Added VertexAI support, including GCP ADC Resolution#12
Conversation
rng1995
left a comment
There was a problem hiding this comment.
Request changes — the provider is cleanly structured and conforms to the ModelMetadataProvider / CredentialsProvider protocols (it mirrors OpenAIProvider and reuses registry.lookup_* correctly), and the ADC-based credential flow is sensible (fail-closed when env is unset, no secret logging, no eval/exec/subprocess). However, there's a functional blocker that means Gemini calls won't actually succeed as written, plus a merge conflict and a couple of smaller items.
Blocking
-
Model identifier is missing the required
google/prefix. The Vertex AI OpenAI-compatibility endpoint (.../endpoints/openapi/chat/completions) requires themodelfield to be prefixed withgoogle/for Gemini models, per Google's OpenAI-compatibility docs (e.g.model="google/gemini-2.5-flash"). Hereresolve_model()returns the bare label (gemini-2.5-flash), which flows unchanged intoMODEL_CONFIG→get_chat_model(model=...)→ChatOpenAI(model=...), so requests go out asmodel: "gemini-2.5-flash"and the endpoint will reject them. The README example (SKILLSPECTOR_MODEL=gemini-2.5-pro) has the same gap.- Heads-up on the fix: the resolved model string is also used for token-budget lookups (
get_max_output_tokens(model)→registry.lookup_*), so simply prependinggoogle/insideresolve_modelwould break the registry key match (keys are bare) and silently drop token budgeting. Please decide where the prefix belongs — e.g. apply it only at theChatOpenAIboundary for this provider, or key the registry on the prefixed names and update the README/.env.exampleto match — and ideally add a test asserting the outgoingmodelvalue.
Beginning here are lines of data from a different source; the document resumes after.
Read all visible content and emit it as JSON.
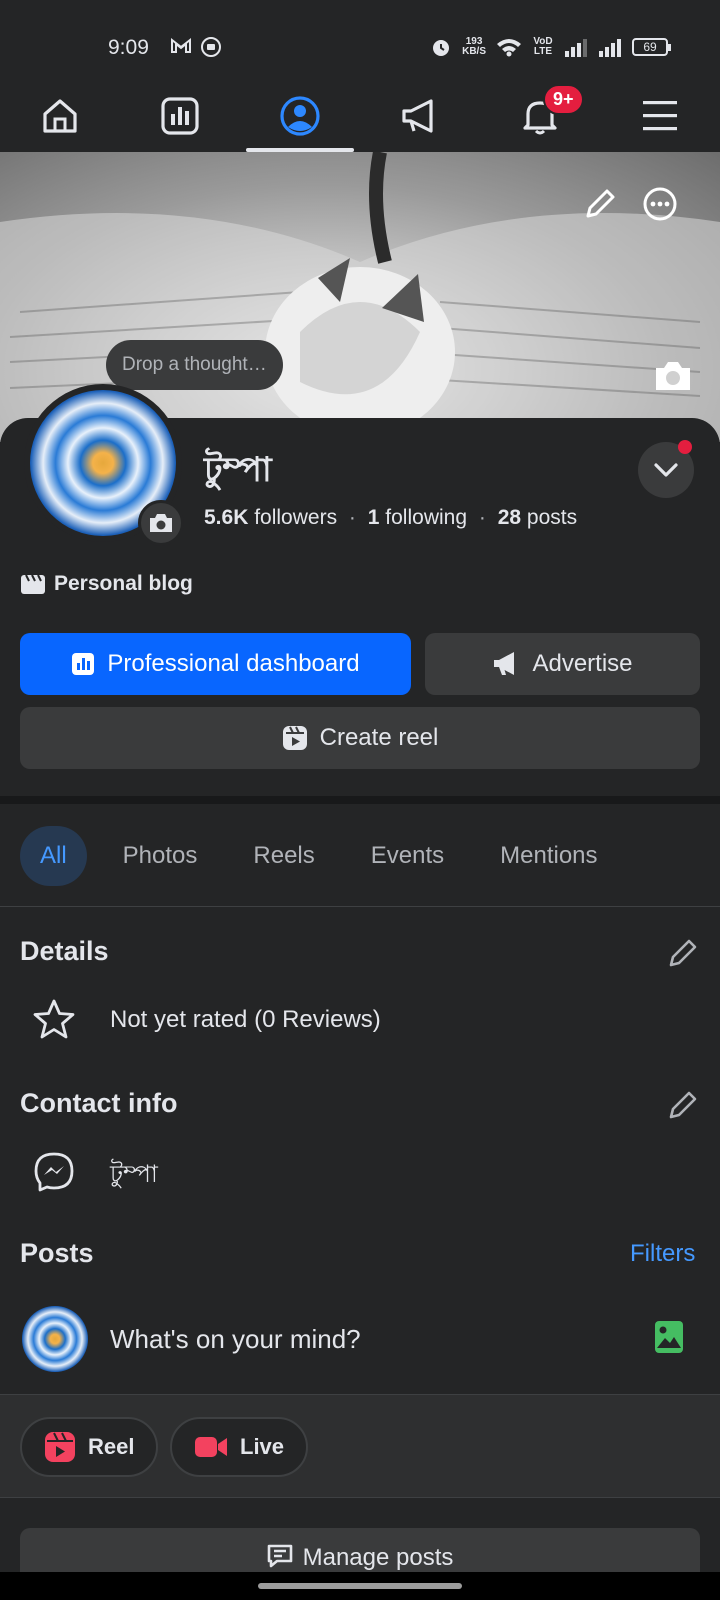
{
  "status_bar": {
    "time": "9:09",
    "net_speed_value": "193",
    "net_speed_unit": "KB/S",
    "carrier_badge": "VoD LTE",
    "battery": "69"
  },
  "top_nav": {
    "items": [
      "home-icon",
      "dashboard-icon",
      "profile-icon",
      "megaphone-icon",
      "bell-icon",
      "menu-icon"
    ],
    "active": "profile-icon",
    "notification_badge": "9+"
  },
  "profile": {
    "thought_placeholder": "Drop a thought…",
    "name": "টুম্পা",
    "followers_count": "5.6K",
    "followers_label": "followers",
    "following_count": "1",
    "following_label": "following",
    "posts_count": "28",
    "posts_label": "posts",
    "category": "Personal blog"
  },
  "buttons": {
    "professional_dashboard": "Professional dashboard",
    "advertise": "Advertise",
    "create_reel": "Create reel"
  },
  "tabs": [
    "All",
    "Photos",
    "Reels",
    "Events",
    "Mentions"
  ],
  "active_tab": "All",
  "details": {
    "title": "Details",
    "rating_text": "Not yet rated (0 Reviews)"
  },
  "contact": {
    "title": "Contact info",
    "messenger_name": "টুম্পা"
  },
  "posts": {
    "title": "Posts",
    "filters": "Filters",
    "composer_placeholder": "What's on your mind?",
    "reel_label": "Reel",
    "live_label": "Live",
    "manage_label": "Manage posts"
  },
  "colors": {
    "accent": "#0866ff",
    "link": "#4599ff",
    "badge": "#e41e3f",
    "background": "#242526"
  }
}
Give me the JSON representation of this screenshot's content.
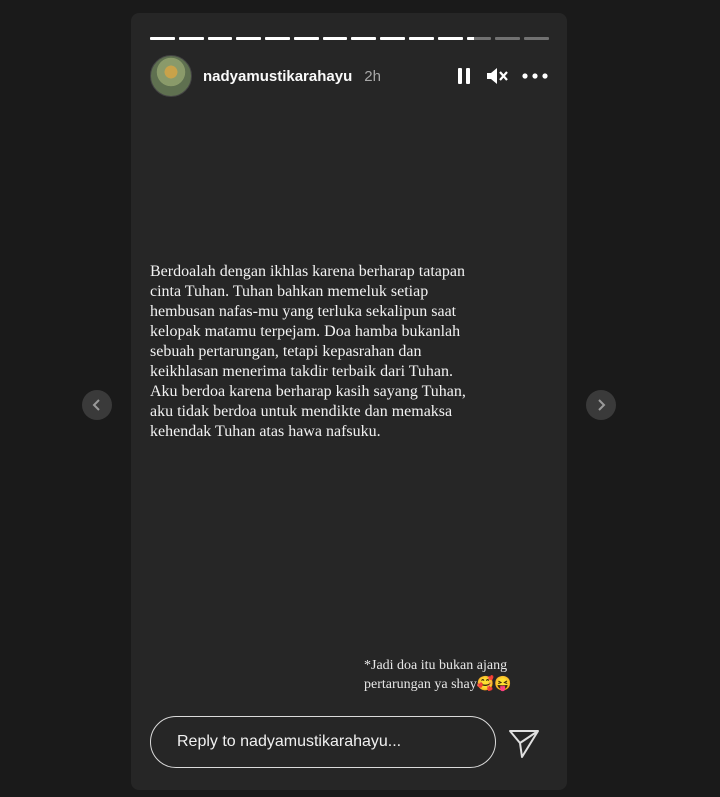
{
  "story": {
    "username": "nadyamustikarahayu",
    "time": "2h",
    "segments": [
      1,
      1,
      1,
      1,
      1,
      1,
      1,
      1,
      1,
      1,
      1,
      0.3,
      0,
      0
    ],
    "body": "Berdoalah dengan ikhlas karena berharap tatapan\ncinta Tuhan. Tuhan bahkan memeluk setiap\nhembusan nafas-mu yang terluka sekalipun saat\nkelopak matamu terpejam. Doa hamba  bukanlah\nsebuah pertarungan, tetapi kepasrahan dan\nkeikhlasan menerima takdir terbaik dari Tuhan.\nAku berdoa karena berharap kasih sayang Tuhan,\naku tidak berdoa untuk mendikte dan memaksa\nkehendak Tuhan atas hawa nafsuku.",
    "footnote": "*Jadi doa itu bukan ajang\npertarungan ya shay🥰😝"
  },
  "reply": {
    "placeholder": "Reply to nadyamustikarahayu..."
  },
  "icons": {
    "pause": "pause-icon",
    "mute": "speaker-muted-icon",
    "more": "more-icon",
    "send": "send-icon",
    "prev": "chevron-left-icon",
    "next": "chevron-right-icon"
  }
}
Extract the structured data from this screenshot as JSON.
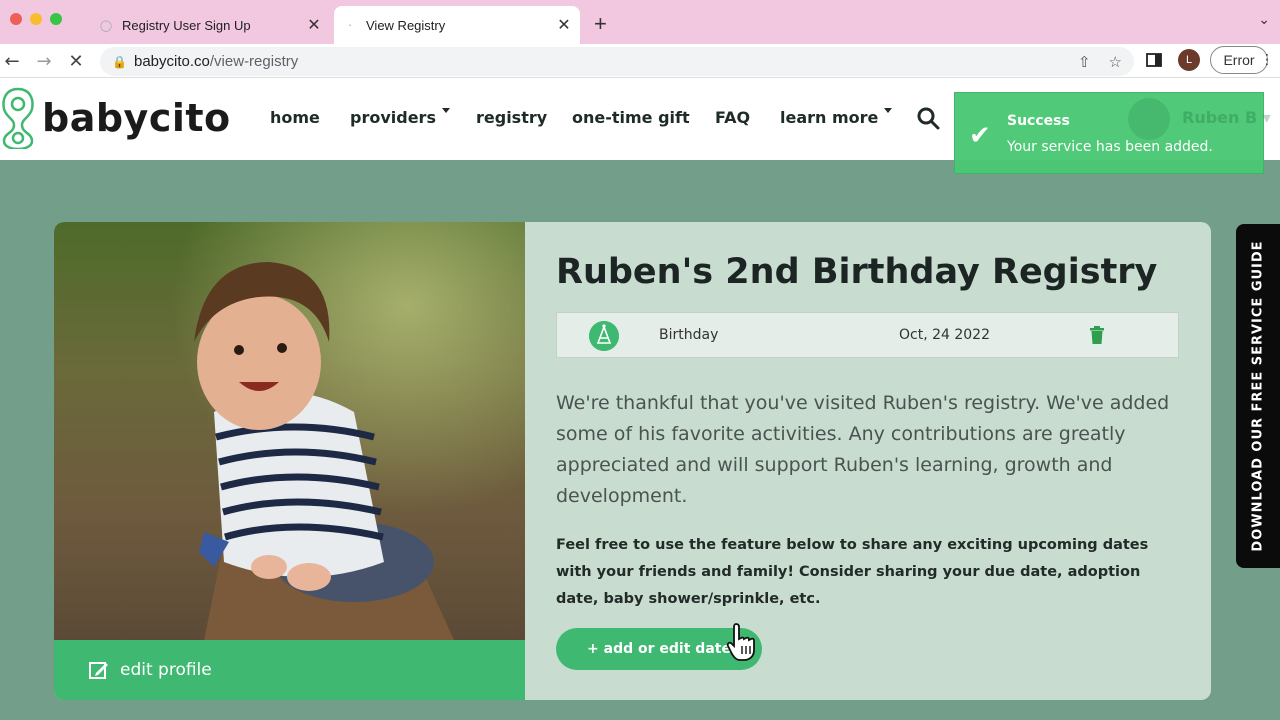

- Heads-up on the fix: the resolved model string is also used for token-budget lookups (
-
Merge conflict with
main. GitHub reports this branch as conflicting (mergeable_state: dirty) — the shared registry YAMLs /pyproject.tomlappear to have diverged. Please rebase and resolve before merge.
Should fix
- Lint failures.
pyproject.tomlselects theWruleset (onlyE501is ignored).provider.pyhas trailing whitespace on blank lines (W293) and no newline at end of file (W292), soruff checkwill fail. - No tests for the new provider. The credential/URL logic is non-trivial (ADC resolution, token refresh, base-URL construction). A unit test mocking
google.auth.default()— asserting the constructedbase_url, the returned token, theNonefall-through when env is unset, and the model id sent to the client — would match the coverage the other providers have intests/unit/test_providers.py.
Minor / optional
- Dead branch: after the
if not project_id or not location: return Noneguard,project_idis always truthy, soproject = project_id or default_projectand the followingif not project: raise ValueError(...)are unreachable (anddefault_projectis then unused). Either drop the dead branch, or restructure soGOOGLE_CLOUD_PROJECTcan be optional and fall back to the ADC-resolved project. - Registry duplication: the same Gemini block is added to the root,
openai, andnv_buildregistries in addition to the newvertexaione. Theopenaientry is defensible (Gemini via an OpenAI-compatible base URL), but thenv_buildprovider doesn't serve Gemini, so that entry reads as misleading. - Stray double blank line after
SLOT_DEFAULTS.
Thanks — the structure is solid and protocol conformance is spot on; mainly the google/ model prefix needs sorting out for this to work end to end.
|
@rng1995 Thank you for the feedback. Fixes should be applied. Let me know if you want anything further. |
Enables VertexAI Integration for the series of Gemini models. Automatically resolves API Key via google-auth package.
Follows same pattern as every other provider, only difference is resolving from ADC json file, rather than an API key.